Pars construens
Noto una certa indeterminatezza lessicale (e quindi concettuale) nell’ambito che stiamo trattando (tanto nelle vecchie discussioni quanto nelle nuove, tanto sul forum quanto nei volumi dedicati all’argomento), può quindi essere utile per intenderci (e per ragionare) operare delle distinzioni e elaborare un linguaggio “operativo”. Provo a riassumere e “formalizzare” i risultati (assolutamente provvisori) a cui per ora sono pervenuto.
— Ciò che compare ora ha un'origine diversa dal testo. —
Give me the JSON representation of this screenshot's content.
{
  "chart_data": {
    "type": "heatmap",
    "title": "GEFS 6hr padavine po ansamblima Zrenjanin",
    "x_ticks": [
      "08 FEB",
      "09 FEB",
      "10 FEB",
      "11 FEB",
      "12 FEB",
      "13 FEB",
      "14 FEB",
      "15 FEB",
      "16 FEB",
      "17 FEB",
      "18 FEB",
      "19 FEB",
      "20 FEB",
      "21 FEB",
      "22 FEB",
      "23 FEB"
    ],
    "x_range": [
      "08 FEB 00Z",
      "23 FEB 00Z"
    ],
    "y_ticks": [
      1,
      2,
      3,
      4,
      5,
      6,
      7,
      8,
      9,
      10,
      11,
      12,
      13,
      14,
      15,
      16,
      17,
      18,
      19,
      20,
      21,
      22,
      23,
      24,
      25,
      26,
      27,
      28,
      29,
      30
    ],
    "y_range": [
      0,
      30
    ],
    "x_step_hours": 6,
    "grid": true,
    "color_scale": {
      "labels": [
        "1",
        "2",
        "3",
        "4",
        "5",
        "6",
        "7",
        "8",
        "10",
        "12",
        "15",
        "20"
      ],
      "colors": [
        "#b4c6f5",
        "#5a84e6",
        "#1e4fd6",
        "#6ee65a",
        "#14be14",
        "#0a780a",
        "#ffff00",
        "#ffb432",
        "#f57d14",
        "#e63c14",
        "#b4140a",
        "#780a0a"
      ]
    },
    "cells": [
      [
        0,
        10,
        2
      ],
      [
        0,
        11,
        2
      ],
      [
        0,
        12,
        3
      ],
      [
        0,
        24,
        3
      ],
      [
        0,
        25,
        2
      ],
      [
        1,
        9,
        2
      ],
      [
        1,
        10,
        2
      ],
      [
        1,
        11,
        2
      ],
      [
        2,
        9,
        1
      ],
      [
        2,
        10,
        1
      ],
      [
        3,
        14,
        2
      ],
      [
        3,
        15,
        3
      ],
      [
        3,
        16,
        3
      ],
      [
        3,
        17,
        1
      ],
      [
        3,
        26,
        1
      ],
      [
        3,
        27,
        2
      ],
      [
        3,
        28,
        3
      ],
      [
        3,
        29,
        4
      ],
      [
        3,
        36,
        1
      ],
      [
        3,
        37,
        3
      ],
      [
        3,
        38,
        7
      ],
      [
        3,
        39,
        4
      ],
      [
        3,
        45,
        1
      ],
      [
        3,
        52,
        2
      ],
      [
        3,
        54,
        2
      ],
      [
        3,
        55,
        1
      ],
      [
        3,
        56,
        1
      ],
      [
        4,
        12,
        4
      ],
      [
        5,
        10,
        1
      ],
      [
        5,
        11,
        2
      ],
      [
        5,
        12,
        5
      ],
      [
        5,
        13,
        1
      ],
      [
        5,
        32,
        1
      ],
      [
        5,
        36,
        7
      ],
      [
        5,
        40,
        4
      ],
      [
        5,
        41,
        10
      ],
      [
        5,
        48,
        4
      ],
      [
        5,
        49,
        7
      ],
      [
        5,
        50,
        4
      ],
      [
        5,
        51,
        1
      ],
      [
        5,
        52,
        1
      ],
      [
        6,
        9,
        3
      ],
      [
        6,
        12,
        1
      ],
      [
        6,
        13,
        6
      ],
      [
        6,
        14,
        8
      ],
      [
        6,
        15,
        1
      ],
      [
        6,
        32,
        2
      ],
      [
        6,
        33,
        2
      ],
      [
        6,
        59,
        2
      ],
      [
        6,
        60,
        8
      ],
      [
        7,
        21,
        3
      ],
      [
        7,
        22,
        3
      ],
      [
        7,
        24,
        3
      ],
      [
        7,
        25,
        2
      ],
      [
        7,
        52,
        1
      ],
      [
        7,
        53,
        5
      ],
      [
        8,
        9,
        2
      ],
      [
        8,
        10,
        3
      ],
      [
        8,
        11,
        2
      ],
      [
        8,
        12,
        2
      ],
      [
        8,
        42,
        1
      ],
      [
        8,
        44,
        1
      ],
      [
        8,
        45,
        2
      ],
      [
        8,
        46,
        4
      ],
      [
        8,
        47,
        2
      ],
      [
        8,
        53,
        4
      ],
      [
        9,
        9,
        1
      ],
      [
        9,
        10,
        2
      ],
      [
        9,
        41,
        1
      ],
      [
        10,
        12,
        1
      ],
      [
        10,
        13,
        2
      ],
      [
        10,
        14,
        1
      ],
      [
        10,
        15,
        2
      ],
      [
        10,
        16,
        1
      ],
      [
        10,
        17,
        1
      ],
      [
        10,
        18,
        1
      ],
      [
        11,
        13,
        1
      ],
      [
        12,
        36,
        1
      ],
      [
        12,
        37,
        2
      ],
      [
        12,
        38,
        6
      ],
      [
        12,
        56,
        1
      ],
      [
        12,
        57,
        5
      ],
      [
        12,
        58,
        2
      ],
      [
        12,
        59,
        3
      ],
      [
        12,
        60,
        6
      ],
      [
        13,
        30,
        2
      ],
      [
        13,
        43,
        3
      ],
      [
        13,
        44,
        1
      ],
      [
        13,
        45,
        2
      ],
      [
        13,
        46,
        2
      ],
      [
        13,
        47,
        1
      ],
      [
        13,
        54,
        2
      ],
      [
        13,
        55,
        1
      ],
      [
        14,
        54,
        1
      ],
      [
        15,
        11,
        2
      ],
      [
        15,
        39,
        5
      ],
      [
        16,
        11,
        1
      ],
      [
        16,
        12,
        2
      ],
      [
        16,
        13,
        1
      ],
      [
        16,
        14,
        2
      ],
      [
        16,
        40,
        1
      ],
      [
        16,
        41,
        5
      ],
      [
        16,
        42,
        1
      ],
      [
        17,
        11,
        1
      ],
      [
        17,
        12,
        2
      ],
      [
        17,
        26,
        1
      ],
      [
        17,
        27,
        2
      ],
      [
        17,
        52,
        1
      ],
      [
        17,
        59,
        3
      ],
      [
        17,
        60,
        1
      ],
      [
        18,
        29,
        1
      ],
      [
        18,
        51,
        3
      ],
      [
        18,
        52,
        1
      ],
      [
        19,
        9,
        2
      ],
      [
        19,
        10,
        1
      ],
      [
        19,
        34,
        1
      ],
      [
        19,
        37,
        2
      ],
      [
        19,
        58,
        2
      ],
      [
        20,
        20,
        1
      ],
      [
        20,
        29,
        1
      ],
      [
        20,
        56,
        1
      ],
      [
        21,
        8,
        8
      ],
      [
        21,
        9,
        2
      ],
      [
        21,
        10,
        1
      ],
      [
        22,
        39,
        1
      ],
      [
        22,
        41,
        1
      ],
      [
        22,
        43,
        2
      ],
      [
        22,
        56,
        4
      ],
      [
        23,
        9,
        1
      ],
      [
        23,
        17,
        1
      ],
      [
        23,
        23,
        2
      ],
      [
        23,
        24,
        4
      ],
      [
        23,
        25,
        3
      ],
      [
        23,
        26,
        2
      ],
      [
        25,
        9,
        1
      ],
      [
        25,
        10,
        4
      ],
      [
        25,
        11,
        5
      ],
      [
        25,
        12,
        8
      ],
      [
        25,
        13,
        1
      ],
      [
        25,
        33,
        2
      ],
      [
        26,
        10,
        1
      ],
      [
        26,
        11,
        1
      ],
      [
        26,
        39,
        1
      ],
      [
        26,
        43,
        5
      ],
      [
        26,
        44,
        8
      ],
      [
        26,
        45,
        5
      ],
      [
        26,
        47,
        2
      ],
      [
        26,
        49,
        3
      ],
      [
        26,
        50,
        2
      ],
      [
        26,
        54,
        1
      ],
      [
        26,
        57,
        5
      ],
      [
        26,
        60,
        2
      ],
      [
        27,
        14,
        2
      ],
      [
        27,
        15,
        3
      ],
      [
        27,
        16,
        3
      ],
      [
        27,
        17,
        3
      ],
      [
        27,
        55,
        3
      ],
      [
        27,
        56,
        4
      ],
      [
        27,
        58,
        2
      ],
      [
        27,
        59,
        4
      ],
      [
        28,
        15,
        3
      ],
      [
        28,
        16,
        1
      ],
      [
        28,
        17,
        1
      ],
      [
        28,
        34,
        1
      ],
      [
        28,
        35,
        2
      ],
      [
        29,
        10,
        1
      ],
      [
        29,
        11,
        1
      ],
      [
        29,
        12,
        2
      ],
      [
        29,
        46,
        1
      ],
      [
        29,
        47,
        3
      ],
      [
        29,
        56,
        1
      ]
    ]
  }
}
Liceità: tutto quello che è consentito dal regolamento è lecito. Solo le violazioni delle norme (così come interpretate nella giurisprudenza costante dell’arbitro) del regolamento sono illecite e reclamabili in sede arbitrale. Nessuno può pretendere il rispetto di norme di natura diversa da quella regolamentare.
Esempio: parlare in chat cercando di manipolare il gioco è lecito se non è stato schiacciato il tasto silenzio.
Correttezza: perché un comportamento sia corretto, oltre che lecito, deve rispettare non solo la lettera del regolamento, ma anche lo spirito del regolamento (e del gioco) che si ricava in positivo dall’interpretazione teleologica (quale è lo scopo di questa norma?) e sistematica (cosa significa questa prescrizione alla luce del più vasto insieme di prescrizioni e principi regolamentari in cui si inserisce) del complesso delle norme regolamentari e in negativo dall’assenza di abuso del diritto.
Esempio: cercare di manipolare il gioco parlando in chat senza che sia stato schiacciato il tasto silenzio è lecito ma scorretto, si tratta di un abuso di diritto contrario allo spirito del gioco.
Morale: riguarda cosa è bene e cosa è male (anche a livello strategico). Questo piano secondo me è estraneo al gioco e ci porta solo a fraintendimenti. La presudomorale del Risiko dipende dall’assolutizzazione di convenzioni (relative, limitate) trasformate in dogmi comportamentali.
Esempio: l’equilibrio non è il fine del gioco, il fine del gioco è vincere, l’equilibrio è un mezzo (potente) da utilizzare per vincere. Chi lo persegue non è mai “nel bene”, è “nell’utile”.
Sportività: questa dimensione secondo me si ricava dall’operatività congiunta di tre principi:
Lo scopo del gioco è vincere, le mosse devono essere orientate al perseguimento della vittoria (o ad altra utilità in classifica se si tratta di un torneo).
L’avversario è una persona e come tale deve essere trattato e rispettato.
Per quanto possibile bisogna dare a tutti pari opportunità nel gioco.
Esempio: vendicarsi contro chi ti ha fatto fuori dai giochi per la vittoria è lecito e corretto, ma non è sportivo, perché non orientato alla vittoria (o ad altra utilità in classifica). Oppure “fare mondo” – escludendo i casi eccezionali in cui ha un’utilità in classifica – è corretto e lecito, ma antisportivo, perché faccio perdere tempo agli avversari e li umilio.
Fair play: consiste nel rinunciare a un diritto (e a un vantaggio) in nome di un ideale.
Esempio: iniziamo una prestichall, ho 37 punti da piazzamento, due dei giocatori da subito si disconnettono, ovviamente è lecito e corretto continuare. Se però decido di rinunciare al vantaggio e al diritto di continuare la partita allora siamo nell’ambito del fair play.
Risiquette: è una sorta di galateo, che si basa soprattutto sull’educazione, sulla gentilezza e sul rispetto per il tempo altrui.
Esempio: non quittare, salutare quando si entra in una stanza partita, se si è molti in una stanza partita non espellere chi ha meno punti ma invitarlo uscire.